Impact to Your Tenant Screening
The National Consumer Assistance Plan (NCAP) has now been in effect for about a month. Many of you have heard me speak about the NCAP changes — they are ongoing and mostly for the positive.
At the core, the NCAP is about the three major credit bureaus taking measured steps to improve quality and accuracy. All new and existing public record data used by Experian®, Equifax®, and TransUnion® will be held to the new NCAP standards – so this effectively impacts everyone performing tenant screening.
What is the National Consumer Assistance Plan (NCAP)?
Announced September of last year, NCAP establishes new standards regarding personal identifying information (PII). The implementation of these standards will occur over a three year period, with full implementation expected by March 2018.
Now, for a PII record to appear on a consumer credit report, public record data will have to adhere to these two standards:
- The minimum required of consumer identifying information: name, address, social security number and/or date of birth
- The minimum frequency of courthouse visits to obtain newly filed and updated public records is at least every 90 days
What Does this Mean for You & Your Tenant Screening?
The impact varies by public record data type.
The bureaus essentially anticipate no change to bankruptcy public record data, because bankruptcies are typically filed with the minimum consumer ID information like SSN, passing requirement #1 above.
Evictions, Civil Judgments, and Tax Liens
You will notice some changes here. While estimates vary by bureau, all anticipate a noticeable change in what will be reported on the credit section of a background report.
- Eviction-related civil judgments will be reported less on the credit report itself – by some bureau estimates this reporting may decline by over 50%. Instead, if eviction data is important to you (and it should be), be sure to specifically order eviction data
- Approximately half of tax lien data will no longer be available on credit reports
Basically, be sure to order eviction data and rely less on a basic credit report as your means of tenant screening.
Feel free to reach out to us and/or your screening provider if you want more details. If you are already ordering eviction data and performing solid, comprehensive screening, including employment and landlord verifications – you may not notice or need any changes.
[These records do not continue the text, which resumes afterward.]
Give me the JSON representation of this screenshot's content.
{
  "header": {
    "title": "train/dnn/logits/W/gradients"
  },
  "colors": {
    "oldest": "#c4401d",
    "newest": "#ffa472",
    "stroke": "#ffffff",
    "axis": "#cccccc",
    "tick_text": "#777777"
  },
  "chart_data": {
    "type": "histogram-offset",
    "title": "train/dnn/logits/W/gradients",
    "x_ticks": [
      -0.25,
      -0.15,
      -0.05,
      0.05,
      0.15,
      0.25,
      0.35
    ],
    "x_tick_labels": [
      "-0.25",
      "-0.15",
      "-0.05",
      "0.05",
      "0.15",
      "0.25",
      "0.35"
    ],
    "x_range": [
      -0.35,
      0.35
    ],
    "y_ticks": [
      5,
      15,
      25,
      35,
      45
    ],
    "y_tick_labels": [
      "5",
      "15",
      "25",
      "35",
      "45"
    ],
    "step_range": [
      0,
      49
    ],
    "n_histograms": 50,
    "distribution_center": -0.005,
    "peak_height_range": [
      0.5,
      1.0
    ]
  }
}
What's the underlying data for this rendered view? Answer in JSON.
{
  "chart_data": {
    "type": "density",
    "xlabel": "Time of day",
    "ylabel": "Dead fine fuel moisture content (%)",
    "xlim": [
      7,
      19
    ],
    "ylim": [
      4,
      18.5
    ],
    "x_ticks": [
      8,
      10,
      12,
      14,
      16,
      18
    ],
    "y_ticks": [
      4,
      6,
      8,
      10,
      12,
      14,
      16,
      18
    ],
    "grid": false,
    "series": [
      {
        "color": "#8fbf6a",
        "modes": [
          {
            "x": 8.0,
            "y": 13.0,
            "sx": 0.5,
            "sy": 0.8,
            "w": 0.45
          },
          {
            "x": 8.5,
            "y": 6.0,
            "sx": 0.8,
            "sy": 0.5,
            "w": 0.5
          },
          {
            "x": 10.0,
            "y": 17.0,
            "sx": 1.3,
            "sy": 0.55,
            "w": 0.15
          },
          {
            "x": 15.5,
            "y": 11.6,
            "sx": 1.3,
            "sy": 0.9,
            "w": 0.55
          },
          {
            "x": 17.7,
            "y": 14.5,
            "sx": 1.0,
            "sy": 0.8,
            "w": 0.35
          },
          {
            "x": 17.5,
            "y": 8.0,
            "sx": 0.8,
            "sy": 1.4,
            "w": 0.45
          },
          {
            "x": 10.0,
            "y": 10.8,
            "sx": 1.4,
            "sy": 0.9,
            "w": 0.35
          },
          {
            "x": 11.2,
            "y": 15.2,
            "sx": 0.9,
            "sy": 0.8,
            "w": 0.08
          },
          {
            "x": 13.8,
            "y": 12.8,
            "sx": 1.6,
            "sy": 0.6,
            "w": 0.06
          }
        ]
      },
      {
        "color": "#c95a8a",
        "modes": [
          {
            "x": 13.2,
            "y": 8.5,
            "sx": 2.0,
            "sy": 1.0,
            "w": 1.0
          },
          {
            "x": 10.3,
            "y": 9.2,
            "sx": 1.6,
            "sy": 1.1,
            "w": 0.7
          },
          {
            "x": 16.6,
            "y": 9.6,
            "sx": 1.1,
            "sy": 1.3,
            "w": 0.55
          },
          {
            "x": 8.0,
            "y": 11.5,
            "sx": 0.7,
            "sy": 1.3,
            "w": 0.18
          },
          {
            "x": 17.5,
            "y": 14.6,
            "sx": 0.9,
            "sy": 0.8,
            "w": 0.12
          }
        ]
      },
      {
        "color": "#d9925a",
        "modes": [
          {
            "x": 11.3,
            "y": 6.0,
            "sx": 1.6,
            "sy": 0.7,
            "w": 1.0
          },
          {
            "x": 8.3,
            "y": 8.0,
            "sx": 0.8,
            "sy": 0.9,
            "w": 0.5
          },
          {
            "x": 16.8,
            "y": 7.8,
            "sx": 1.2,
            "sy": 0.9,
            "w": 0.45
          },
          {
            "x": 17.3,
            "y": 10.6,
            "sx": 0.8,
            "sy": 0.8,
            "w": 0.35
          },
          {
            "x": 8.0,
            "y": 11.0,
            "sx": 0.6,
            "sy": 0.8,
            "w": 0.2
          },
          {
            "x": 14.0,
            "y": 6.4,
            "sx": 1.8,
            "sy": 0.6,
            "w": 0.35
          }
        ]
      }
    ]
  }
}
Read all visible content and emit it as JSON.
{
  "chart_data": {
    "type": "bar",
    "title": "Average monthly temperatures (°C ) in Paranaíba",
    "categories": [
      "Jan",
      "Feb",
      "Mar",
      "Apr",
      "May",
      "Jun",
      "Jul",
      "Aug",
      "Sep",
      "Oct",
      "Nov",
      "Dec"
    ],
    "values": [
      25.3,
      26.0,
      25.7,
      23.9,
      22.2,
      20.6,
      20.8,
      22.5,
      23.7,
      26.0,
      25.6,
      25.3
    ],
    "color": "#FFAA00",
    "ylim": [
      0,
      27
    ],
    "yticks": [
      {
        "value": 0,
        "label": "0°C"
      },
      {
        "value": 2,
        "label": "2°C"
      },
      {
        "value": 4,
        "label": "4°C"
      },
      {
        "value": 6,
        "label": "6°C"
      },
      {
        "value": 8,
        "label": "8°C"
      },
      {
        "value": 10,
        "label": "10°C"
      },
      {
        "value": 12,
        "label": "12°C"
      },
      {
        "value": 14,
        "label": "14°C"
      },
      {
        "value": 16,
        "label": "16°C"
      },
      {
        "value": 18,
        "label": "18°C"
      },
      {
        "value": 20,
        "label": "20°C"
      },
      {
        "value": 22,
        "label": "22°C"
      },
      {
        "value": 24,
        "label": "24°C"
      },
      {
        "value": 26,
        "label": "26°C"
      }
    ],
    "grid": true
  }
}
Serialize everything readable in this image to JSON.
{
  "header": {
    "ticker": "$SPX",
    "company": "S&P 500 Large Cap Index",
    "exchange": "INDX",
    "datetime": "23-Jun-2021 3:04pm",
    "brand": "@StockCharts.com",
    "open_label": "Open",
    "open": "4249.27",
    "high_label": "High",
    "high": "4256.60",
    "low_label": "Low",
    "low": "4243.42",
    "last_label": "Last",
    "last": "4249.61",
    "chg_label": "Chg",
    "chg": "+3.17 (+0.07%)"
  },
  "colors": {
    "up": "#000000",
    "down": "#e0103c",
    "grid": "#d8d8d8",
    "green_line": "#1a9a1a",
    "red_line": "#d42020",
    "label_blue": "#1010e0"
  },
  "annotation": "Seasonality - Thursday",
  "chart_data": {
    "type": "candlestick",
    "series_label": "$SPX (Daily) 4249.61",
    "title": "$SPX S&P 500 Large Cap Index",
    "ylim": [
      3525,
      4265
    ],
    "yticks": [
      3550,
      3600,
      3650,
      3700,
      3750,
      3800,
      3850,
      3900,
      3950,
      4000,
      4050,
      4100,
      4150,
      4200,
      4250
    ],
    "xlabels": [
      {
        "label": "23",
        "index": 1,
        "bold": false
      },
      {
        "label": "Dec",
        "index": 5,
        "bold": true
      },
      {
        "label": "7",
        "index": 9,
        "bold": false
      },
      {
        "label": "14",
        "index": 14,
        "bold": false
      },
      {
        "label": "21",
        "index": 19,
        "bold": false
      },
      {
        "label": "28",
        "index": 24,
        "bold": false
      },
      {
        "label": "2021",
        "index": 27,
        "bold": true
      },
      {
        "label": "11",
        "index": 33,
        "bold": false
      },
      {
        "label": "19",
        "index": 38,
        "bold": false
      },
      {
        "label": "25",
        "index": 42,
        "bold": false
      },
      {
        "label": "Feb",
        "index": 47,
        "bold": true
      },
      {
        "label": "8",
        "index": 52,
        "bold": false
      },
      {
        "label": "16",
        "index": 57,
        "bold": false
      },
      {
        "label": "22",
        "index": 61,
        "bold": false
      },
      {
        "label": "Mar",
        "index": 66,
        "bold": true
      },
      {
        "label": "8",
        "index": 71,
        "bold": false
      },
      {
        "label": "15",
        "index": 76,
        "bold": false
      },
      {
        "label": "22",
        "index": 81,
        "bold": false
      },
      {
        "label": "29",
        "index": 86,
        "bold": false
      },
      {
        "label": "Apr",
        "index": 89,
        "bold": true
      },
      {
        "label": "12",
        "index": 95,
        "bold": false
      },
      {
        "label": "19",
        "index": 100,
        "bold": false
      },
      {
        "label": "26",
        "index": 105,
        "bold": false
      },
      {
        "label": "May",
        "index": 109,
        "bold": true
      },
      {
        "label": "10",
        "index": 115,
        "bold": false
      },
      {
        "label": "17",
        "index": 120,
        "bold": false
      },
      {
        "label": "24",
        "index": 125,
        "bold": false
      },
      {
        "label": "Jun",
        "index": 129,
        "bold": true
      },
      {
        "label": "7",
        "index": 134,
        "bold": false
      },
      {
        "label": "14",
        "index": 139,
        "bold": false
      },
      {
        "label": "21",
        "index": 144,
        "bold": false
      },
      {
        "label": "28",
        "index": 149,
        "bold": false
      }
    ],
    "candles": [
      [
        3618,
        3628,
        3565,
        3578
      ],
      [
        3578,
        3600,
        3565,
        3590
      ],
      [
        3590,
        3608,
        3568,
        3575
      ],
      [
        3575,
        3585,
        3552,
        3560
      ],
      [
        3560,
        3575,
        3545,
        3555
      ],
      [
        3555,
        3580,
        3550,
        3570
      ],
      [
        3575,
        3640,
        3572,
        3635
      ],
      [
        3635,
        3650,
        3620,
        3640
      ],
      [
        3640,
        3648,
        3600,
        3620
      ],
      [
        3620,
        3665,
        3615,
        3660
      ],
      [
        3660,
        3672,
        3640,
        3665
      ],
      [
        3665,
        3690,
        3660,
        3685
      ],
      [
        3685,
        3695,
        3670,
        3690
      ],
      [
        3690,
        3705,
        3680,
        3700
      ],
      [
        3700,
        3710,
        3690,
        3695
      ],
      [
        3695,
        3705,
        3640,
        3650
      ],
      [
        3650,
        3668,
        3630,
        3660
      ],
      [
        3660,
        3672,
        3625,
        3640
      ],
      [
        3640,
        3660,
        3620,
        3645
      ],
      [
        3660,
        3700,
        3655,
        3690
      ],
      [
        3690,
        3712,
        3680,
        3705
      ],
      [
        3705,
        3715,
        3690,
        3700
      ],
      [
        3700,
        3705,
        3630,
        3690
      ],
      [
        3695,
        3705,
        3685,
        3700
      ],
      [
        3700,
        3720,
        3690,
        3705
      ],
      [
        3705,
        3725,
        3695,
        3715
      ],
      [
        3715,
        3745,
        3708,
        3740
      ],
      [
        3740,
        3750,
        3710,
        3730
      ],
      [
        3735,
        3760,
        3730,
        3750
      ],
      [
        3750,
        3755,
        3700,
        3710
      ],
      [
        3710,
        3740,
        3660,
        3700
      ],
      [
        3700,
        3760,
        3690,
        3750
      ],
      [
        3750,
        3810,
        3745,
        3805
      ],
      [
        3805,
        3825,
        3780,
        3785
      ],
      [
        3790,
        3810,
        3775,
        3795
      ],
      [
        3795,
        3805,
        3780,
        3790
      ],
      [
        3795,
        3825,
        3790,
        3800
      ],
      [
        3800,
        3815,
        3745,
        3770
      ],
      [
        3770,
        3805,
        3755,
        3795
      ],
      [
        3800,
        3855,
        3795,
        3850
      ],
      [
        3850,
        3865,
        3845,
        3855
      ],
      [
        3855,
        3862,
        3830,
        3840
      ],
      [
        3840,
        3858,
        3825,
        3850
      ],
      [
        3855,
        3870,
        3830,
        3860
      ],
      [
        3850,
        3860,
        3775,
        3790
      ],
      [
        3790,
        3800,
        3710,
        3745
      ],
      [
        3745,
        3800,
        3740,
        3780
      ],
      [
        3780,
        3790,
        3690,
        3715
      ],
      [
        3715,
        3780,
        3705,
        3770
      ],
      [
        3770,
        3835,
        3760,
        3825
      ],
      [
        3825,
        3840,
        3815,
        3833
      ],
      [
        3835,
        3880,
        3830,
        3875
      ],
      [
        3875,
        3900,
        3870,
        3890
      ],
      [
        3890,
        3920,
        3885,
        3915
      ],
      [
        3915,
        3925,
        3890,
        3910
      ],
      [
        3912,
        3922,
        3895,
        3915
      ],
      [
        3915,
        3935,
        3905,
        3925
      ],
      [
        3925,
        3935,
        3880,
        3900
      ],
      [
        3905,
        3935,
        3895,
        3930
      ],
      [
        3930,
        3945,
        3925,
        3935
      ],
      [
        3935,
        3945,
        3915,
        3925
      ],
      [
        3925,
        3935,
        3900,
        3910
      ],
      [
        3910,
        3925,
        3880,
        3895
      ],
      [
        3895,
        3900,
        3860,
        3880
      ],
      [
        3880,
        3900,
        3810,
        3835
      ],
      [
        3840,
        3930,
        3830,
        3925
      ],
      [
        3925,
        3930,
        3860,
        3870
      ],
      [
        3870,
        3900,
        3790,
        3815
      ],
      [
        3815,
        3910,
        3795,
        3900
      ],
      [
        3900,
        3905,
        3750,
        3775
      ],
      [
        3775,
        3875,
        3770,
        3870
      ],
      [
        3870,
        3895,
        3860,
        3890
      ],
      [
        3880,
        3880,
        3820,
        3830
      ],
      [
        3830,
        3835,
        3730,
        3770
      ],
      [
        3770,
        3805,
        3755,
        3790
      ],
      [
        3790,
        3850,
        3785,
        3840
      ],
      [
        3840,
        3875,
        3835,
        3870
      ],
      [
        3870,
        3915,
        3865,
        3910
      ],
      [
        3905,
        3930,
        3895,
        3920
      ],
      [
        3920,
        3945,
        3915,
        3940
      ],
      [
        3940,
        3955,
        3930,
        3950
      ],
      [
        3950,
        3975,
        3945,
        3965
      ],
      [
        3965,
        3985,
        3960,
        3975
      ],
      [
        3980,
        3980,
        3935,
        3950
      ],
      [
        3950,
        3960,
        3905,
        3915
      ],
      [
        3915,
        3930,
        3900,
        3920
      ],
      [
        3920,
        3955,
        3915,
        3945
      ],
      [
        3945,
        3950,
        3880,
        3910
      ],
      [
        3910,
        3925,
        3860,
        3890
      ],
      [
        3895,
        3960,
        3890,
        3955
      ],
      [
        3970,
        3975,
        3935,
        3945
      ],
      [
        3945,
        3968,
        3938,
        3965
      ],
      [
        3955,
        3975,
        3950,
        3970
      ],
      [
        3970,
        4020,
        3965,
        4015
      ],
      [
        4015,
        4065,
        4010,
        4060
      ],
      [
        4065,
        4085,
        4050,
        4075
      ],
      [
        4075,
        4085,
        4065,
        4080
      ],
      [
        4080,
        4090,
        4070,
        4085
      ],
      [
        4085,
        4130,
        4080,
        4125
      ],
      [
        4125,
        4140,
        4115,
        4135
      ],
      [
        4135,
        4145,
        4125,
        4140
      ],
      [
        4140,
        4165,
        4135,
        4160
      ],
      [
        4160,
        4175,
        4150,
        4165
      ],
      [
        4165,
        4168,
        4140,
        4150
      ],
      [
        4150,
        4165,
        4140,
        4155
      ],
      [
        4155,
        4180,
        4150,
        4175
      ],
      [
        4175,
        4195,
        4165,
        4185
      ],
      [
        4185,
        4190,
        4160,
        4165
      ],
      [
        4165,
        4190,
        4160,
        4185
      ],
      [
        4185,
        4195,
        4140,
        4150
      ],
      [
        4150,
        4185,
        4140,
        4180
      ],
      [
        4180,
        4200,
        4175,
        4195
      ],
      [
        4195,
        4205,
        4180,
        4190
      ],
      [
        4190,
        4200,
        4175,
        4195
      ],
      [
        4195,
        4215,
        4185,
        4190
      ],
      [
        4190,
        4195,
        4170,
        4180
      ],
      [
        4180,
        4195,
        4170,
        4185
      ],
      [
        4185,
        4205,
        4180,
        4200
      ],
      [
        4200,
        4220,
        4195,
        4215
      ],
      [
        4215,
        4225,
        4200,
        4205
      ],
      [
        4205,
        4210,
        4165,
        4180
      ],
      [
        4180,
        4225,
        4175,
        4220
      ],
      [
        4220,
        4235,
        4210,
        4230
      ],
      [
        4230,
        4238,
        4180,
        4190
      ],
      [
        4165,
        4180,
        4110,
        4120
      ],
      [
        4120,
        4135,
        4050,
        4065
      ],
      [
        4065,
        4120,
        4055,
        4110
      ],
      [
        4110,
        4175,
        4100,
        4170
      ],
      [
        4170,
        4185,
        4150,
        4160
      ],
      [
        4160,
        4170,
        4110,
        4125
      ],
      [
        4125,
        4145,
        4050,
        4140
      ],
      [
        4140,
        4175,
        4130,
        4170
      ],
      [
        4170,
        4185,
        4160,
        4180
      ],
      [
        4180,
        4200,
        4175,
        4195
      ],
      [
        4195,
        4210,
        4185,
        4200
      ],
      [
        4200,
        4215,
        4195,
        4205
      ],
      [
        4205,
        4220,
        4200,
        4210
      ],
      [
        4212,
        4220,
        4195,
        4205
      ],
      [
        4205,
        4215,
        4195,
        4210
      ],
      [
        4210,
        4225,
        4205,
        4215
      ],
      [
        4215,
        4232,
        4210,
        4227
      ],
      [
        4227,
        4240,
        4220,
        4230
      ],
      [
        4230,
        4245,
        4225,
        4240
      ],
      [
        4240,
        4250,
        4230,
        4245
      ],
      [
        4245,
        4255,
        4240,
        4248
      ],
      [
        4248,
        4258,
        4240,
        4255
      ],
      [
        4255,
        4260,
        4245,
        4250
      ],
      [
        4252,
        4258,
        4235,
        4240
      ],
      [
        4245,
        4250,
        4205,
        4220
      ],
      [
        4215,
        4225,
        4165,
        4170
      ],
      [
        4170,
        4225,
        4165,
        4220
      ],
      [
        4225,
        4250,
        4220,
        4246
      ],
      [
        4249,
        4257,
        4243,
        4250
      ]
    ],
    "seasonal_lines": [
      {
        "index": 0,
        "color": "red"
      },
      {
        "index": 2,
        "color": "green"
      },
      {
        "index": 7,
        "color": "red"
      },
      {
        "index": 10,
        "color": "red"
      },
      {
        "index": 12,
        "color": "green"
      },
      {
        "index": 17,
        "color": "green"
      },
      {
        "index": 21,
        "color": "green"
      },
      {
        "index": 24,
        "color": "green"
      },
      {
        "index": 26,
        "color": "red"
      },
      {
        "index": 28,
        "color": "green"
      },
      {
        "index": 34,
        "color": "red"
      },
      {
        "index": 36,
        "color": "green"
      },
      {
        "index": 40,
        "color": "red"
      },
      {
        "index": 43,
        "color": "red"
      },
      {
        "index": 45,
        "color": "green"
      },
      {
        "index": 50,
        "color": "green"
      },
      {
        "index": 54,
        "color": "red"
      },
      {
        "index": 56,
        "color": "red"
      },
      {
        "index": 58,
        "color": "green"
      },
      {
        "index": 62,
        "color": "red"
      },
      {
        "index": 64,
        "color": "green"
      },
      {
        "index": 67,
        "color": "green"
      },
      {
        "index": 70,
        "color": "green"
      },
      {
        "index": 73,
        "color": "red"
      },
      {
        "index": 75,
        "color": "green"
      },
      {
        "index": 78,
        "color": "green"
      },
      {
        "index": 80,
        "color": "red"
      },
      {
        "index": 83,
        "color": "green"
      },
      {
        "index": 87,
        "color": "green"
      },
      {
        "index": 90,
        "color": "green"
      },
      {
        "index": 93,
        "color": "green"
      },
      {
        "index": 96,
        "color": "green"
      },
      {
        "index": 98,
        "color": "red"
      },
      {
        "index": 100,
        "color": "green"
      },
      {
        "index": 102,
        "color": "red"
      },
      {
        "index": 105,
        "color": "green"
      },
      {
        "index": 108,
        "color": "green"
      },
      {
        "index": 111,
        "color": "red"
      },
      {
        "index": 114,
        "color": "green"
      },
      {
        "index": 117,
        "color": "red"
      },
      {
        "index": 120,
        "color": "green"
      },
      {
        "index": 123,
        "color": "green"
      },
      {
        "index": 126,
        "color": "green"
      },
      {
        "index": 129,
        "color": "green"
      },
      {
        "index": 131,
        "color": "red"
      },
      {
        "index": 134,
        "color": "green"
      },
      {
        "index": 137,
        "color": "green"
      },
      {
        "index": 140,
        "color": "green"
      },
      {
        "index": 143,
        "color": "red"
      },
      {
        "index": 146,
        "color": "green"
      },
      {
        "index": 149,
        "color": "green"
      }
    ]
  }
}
While the full effect of these changes will take a little time to adjust to, remember that these changes bring positive change. NCAP is improving the accuracy of reporting of consumer PII:
- Medical debts won’t be reported until after a 180-day waiting period to allow insurance payment to be applied”. As most people don’t necessarily ‘request’ medical debt, giving applicants, and insurance providers, a few months to pay their bills before the debt is applied to their credit score is reasonable
- Consumers who obtain their annual free credit report and dispute information on it will also be able to obtain a second free credit report without having to wait another 12 months.
- Fewer false positives and stale data — Screening applicants with common names will be more accurate thanks to the data requirements above, and only data that is routinely refreshed will be reported. All this leads to more accuracy.
Look for these changes and feel free to reach out if you have any questions. While it may seem frustrating to be sure you order eviction data, it is good practice, and you will experience other positive changes both as a real estate investor, and as a consumer.